Forgive me, but as this is an 'outboard brain', I have to put in stuff that I know I'll eventually get round to, once I get that six-figure, three-year research grant...
So, two pieces on reputation and game theory. Meaning: I'll reciprocate with that guy/gal, if I believe that they'll reciprocate right back. (Game theory is one of those authentic 'play' sciences that I'm perpetually struggling to keep up on). First one from Edge.org, 'A Talk with Karl Sigmund', who wonders:
Reputation is something that is profoundly embedded in our mentality, and we — not just old professors, but everyone — care enormously about it. I have read that the moment when people really get desperate and start running amok is when they feel that they are considered completely worthless in their society. I should stress that we have been talking here essentially about human nature. The more or less official idea that human beings are selfish and rational — an idea that nobody except economists really took seriously, and now even economists say that they never did — this idea has now been totally discredited. There are many experiments that show that spontaneous impulses like the tendency for fairness or acts of sympathy or generosity play a huge role in human life.
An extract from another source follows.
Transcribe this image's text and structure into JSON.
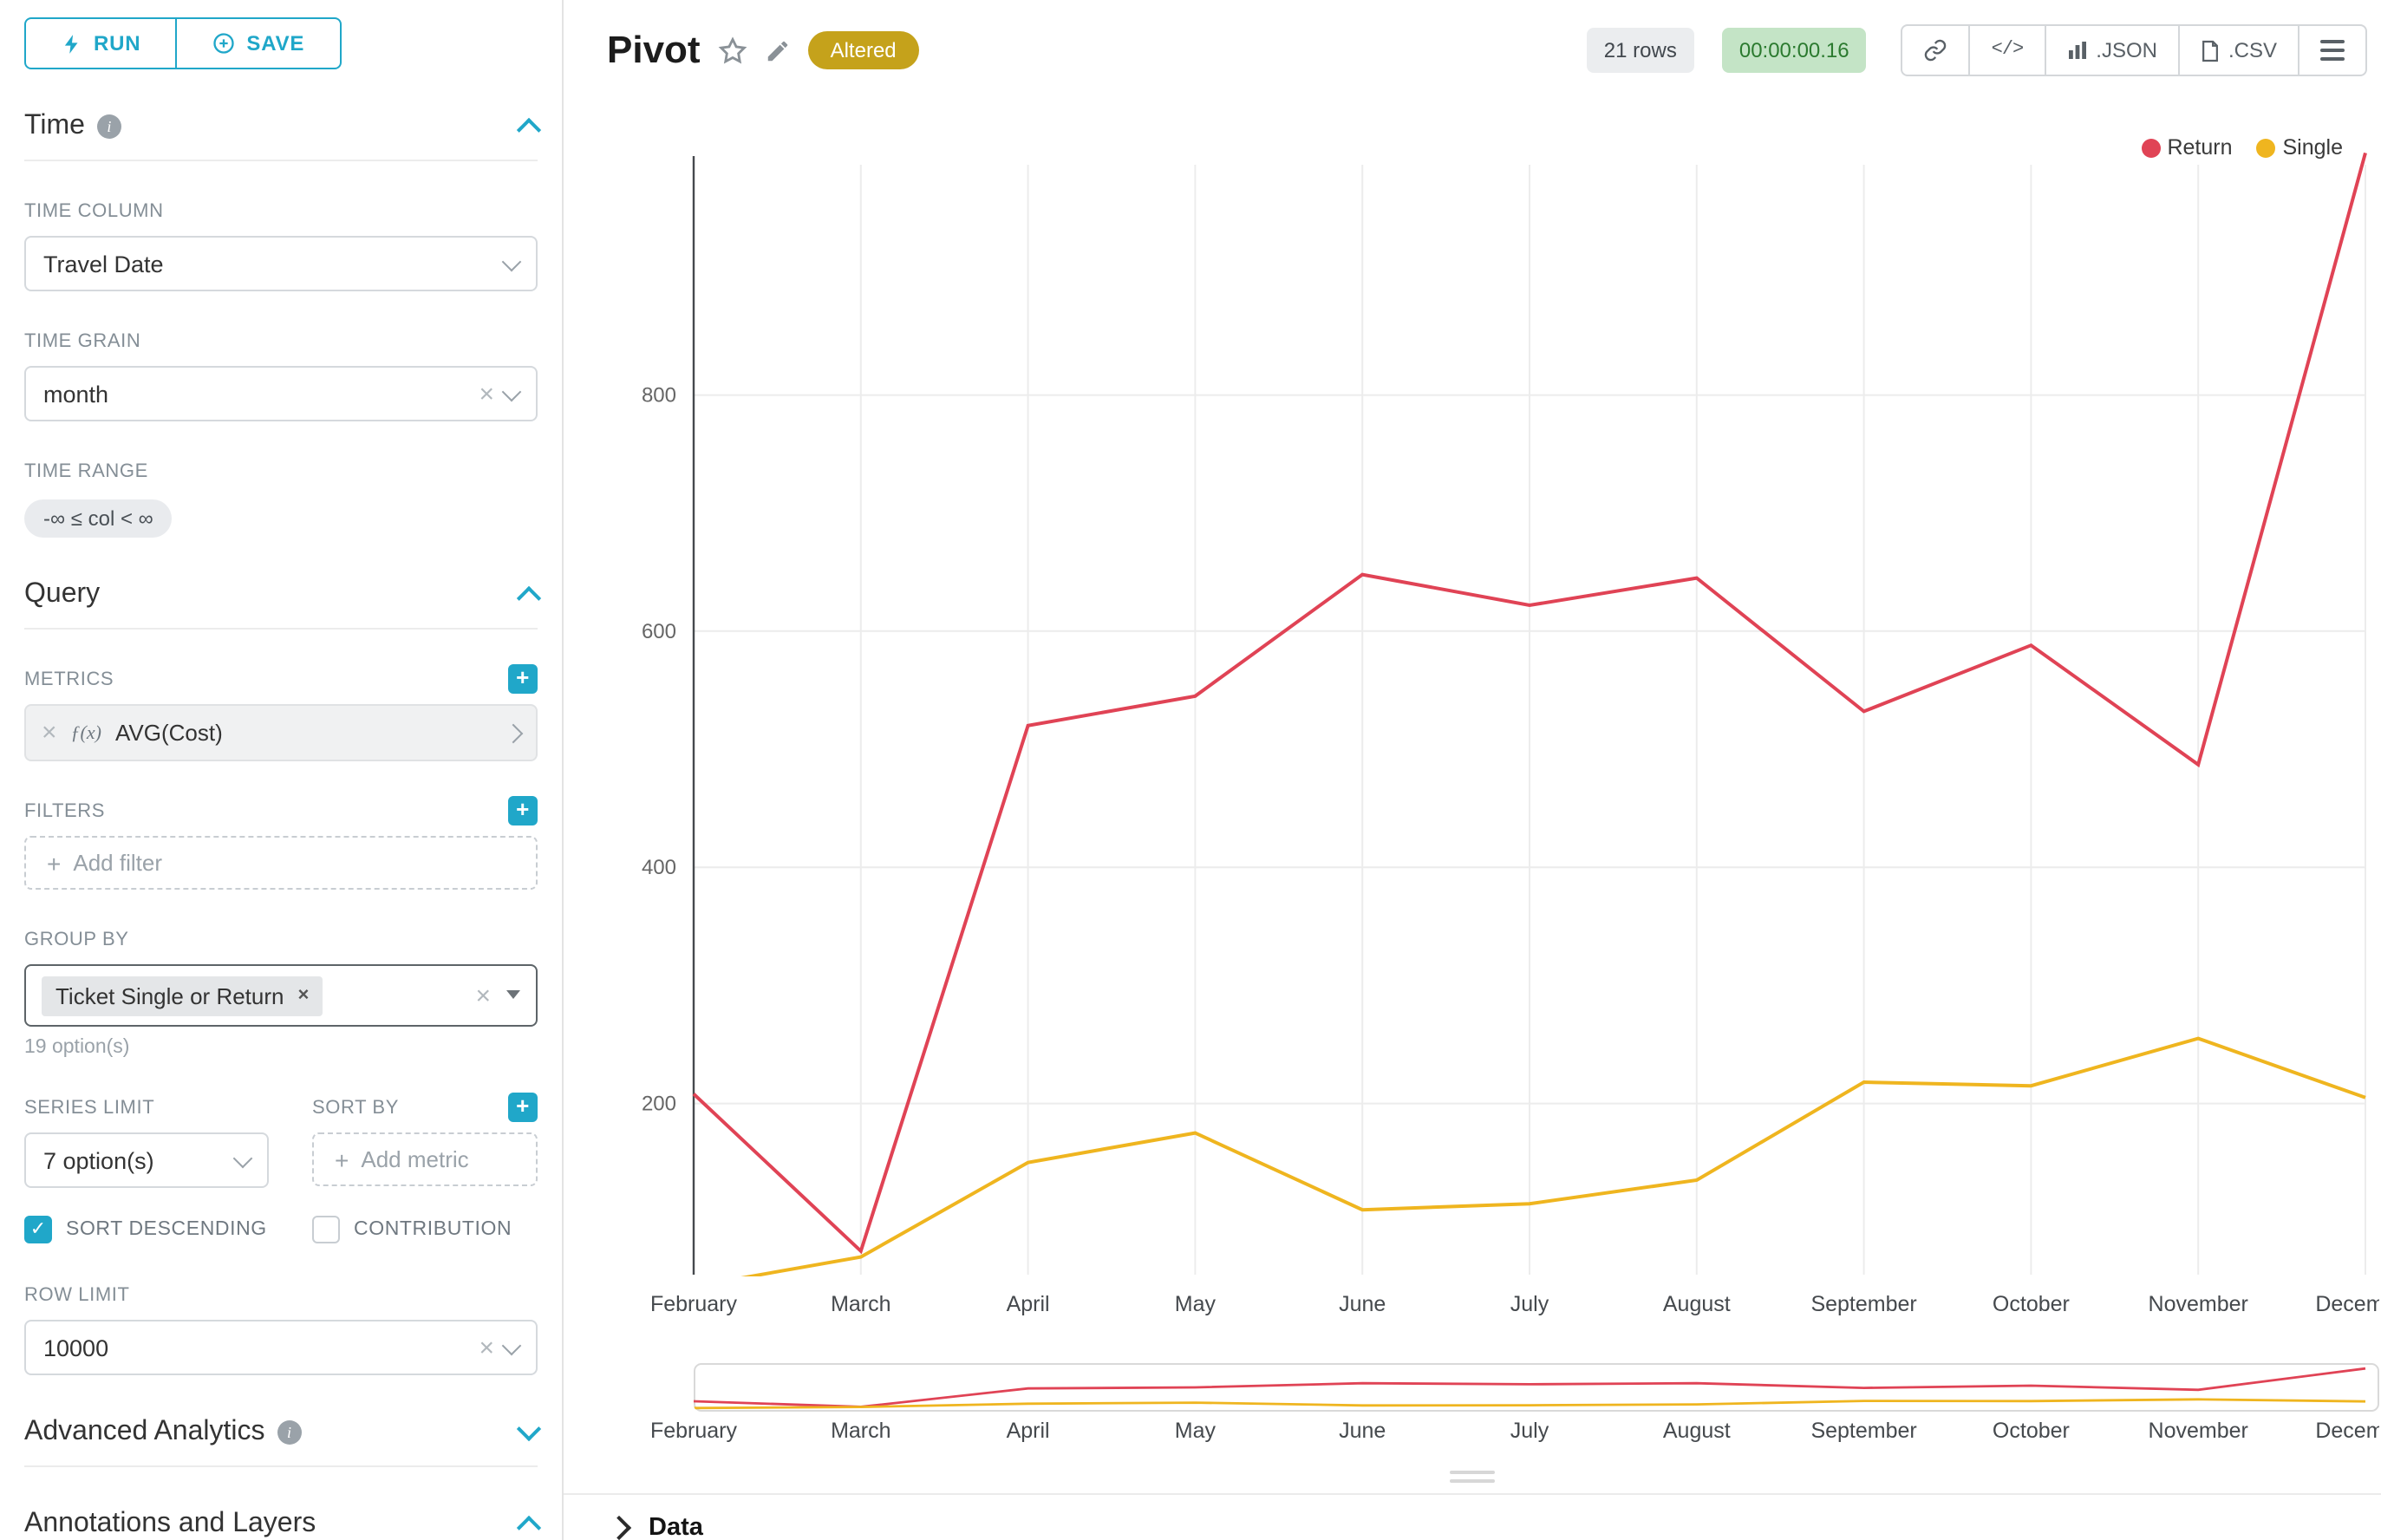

The second piece, from First Monday, seems to require no maths, and is titled 'Manifesto for the Reputation Society'
Information overload, challenges of evaluating quality, and the opportunity to benefit from experiences of others have spurred the development of reputation systems. Most Internet sites which mediate between large numbers of people use some form of reputation mechanism: Slashdot, eBay, ePinions, Amazon, and Google all make use of collaborative filtering, recommender systems, or shared judgements of quality.
But we suggest the potential utility of reputation services is far greater, touching nearly every aspect of society. By leveraging our limited and local human judgement power with collective networked filtering, it is possible to promote an interconnected ecology of socially beneficial reputation systems — to restrain the baser side of human nature, while unleashing positive social changes and enabling the realization of ever higher goals.
And just one tenuous connection with the play theory I know: Herbert Marcuse in Eros and Civilisation, reminding us that play and "dis-play" are both part of human nature - enjoying our ability to project a version of ourselves to others. Is Google and E-bay founding a social architecture on this?